Etat de colère
C'est vraiment une journée extraordinaire comme on l'espère au mois de mai. Il ne fait ni trop chaud, ni trop froid, et la soirée s'annonce avec une douceur sensuelle : les parfums de fleurs retombent et embaument la terrasse où nous pourrons nous installer pour fêter le septième anniversaire de Hugo. Le vélo est emballé pour créer un minimum de surprise. C'est toujours plus excitant de ne pas tout voir d'un seul coup d'œil.... Ainsi, nous aurons, nous aussi, le loisir de savourer son bonheur de la découverte. Sans contrainte particulière, la petite famille (Hugo, sa petite sœur et leur mère) devrait arriver de Perpignan vers 19h au plus tard. Et sans doute avant, de manière à apprécier ce repas d'anniversaire.
A 18h, je vérifie encore que tout est en ordre et je guette par la fenêtre l'arrivée des voitures tout en tendant l'oreille vers le téléphone. Je commence à tourner en rond et à répéter les mêmes gestes, à préparer un travail et à tout ranger car ils ne devraient pas tarder à se montrer.... 18h30, pas un signe, pas un appel. Mon humeur devient instable : entre la rumination et l'inquiétude, entre les insultes silencieuses et la compassion déclarée ... A-t-elle oublié ? Les enfants ont-ils eu un malaise soudain ? Mais pourquoi ne prévient-elle pas ? J'imagine plusieurs scénari allant du plus désinvolte au plus dramatique. Evidemment, cette attente incompréhensible me rend agité. J'arpente la maison et la terrasse comme un pantin incontrôlé, montant et descendant les escaliers pour le moindre prétexte. Mon impatience rejaillit injustement sur ma femme, elle qui a largement participé à la préparation de cette soirée ! Je l'interpelle, je voudrais qu'elle me donne une explication, qu'elle me rassure sur la réalité de ce rendez-vous...
19h, la seule nouvelle est que le soleil s'est rapproché de l'horizon. Je décide de téléphoner. J'apprends alors qu'ils viennent de quitter le parc et vont bientôt prendre la route. Ils ne seront pas ici avant 20h30. Je fais un gros effort pour ne pas exprimer de reproches et prodigue des encouragements à ne pas traîner.
A 21h, on m'explique que le vent contraire freine leur course mais que la sortie de l'autoroute est pour bientôt...

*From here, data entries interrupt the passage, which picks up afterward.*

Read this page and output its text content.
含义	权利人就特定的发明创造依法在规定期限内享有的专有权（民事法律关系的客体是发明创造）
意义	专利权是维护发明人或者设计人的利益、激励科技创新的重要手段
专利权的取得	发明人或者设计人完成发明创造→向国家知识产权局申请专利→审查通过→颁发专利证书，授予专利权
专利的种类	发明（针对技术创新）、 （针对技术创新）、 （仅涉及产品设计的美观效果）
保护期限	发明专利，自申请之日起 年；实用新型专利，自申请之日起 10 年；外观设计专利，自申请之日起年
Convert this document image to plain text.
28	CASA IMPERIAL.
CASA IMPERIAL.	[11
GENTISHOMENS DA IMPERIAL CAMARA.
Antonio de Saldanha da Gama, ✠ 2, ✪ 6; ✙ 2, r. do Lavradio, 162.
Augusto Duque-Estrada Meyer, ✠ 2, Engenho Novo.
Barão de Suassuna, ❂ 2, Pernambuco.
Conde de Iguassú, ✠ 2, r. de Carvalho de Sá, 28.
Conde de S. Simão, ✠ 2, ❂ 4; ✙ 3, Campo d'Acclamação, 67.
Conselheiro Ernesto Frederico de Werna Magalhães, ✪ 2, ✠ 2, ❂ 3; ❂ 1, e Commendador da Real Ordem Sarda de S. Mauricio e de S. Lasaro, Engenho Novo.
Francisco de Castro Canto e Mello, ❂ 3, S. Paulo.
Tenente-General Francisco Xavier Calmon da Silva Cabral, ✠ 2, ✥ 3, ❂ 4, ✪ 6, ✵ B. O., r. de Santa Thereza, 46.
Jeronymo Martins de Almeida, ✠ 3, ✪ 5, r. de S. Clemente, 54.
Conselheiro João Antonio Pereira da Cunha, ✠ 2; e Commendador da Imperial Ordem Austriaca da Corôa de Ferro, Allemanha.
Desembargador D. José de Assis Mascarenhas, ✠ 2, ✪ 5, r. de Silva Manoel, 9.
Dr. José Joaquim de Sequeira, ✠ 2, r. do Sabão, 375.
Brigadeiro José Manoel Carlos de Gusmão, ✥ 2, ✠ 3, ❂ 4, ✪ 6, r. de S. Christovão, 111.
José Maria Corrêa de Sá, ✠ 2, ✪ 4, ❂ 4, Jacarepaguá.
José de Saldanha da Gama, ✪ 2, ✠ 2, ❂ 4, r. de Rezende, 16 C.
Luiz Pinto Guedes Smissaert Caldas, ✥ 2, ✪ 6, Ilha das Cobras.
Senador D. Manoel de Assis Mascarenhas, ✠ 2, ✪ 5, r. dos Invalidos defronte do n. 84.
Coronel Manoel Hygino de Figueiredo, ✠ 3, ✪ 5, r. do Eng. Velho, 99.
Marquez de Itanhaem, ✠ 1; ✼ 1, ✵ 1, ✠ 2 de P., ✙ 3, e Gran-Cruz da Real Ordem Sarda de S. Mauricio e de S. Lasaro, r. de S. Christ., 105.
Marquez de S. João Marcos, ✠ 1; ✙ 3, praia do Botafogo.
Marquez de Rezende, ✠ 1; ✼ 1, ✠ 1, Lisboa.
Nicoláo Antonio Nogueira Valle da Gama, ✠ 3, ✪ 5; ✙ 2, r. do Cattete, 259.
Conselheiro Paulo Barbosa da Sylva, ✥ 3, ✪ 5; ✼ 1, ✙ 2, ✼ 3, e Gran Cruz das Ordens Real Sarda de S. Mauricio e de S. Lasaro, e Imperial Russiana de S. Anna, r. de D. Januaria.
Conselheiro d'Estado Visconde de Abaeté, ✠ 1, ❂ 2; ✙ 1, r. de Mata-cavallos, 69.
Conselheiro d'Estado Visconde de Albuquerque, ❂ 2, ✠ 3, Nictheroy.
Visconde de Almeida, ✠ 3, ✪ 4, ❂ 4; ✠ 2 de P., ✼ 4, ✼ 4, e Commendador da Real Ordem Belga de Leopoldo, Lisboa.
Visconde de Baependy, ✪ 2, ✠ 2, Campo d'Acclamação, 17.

A leur arrivée, à 21h15, je descends les dents serrées - mais avec la bonne intention de ne pas ruiner la soirée - pour prendre les bagages et accélérer le transit. Je fais une remarque sur cette heure d'arrivée déraisonnable qui nous contrarie. A la place d'excuses et d'explications désolées, j'entends une réponse provocante et blessante : "personne n'a demandé ce tralala ; l'anniversaire a déjà été fêté ailleurs, même chez un copain" !! A cet instant, une douche bouillante me tombe sur la tête à moins que ce ne soit le sang qui remonte d'un seul coup au visage ; ma poitrine se serre, mes yeux semblent vouloir sortir de leurs orbites et mes muscles sont tétanisés. Les sons ne parviennent pas à sortir régulièrement de ma bouche et ce sont des éruptions de mots qui me servent de discours. Complètement déstabilisé par tant de mauvaise foi, je ne peux canaliser ni mes pensées, ni mes paroles. La mauvaise foi et la bêtise sont les deux principales causes de mes colères et cette fois elles se manifestent en même temps ! Je ne sens plus le poids des bagages en montant les escaliers et je n'entends pas le volume de ma voix. L'environnement n'existe plus, je suis dans une bulle incandescente. Après quelques minutes d'émotions intenses, mes pensées s'organisent et je veux convaincre de mon bon droit d'être déçu et de pouvoir le dire ; je veux extirper cette mauvaise foi et cela se passe avec des cris qui sont autant le reflet de l'irritation que du désespoir.
Quand la porte claque et que le silence revient, je me retrouve épuisé et comme étourdi par un coup de massue. Le vélo reste emballé de mes regrets, ceux de n'avoir pas su, une fois encore, contrôler ma colère et d'être ainsi apparu comme vulnérable. Un de mes oncles disait souvent : " si tu te mets en colère, c'est que tu as tort". Cette fois, je pense avoir raison sur le fond mais je reconnais que la colère est mauvaise conseillère et n'est pas un argument. Au contraire, elle peut compliquer la situation. Elle est un signe de désarroi, un appel à l'aide pour être entendu. Elle peut être interprétée comme un signe de faiblesse. Mais, sans la colère, la méchanceté, le mépris et l'indifférence pourraient bien remplacer ce sentiment.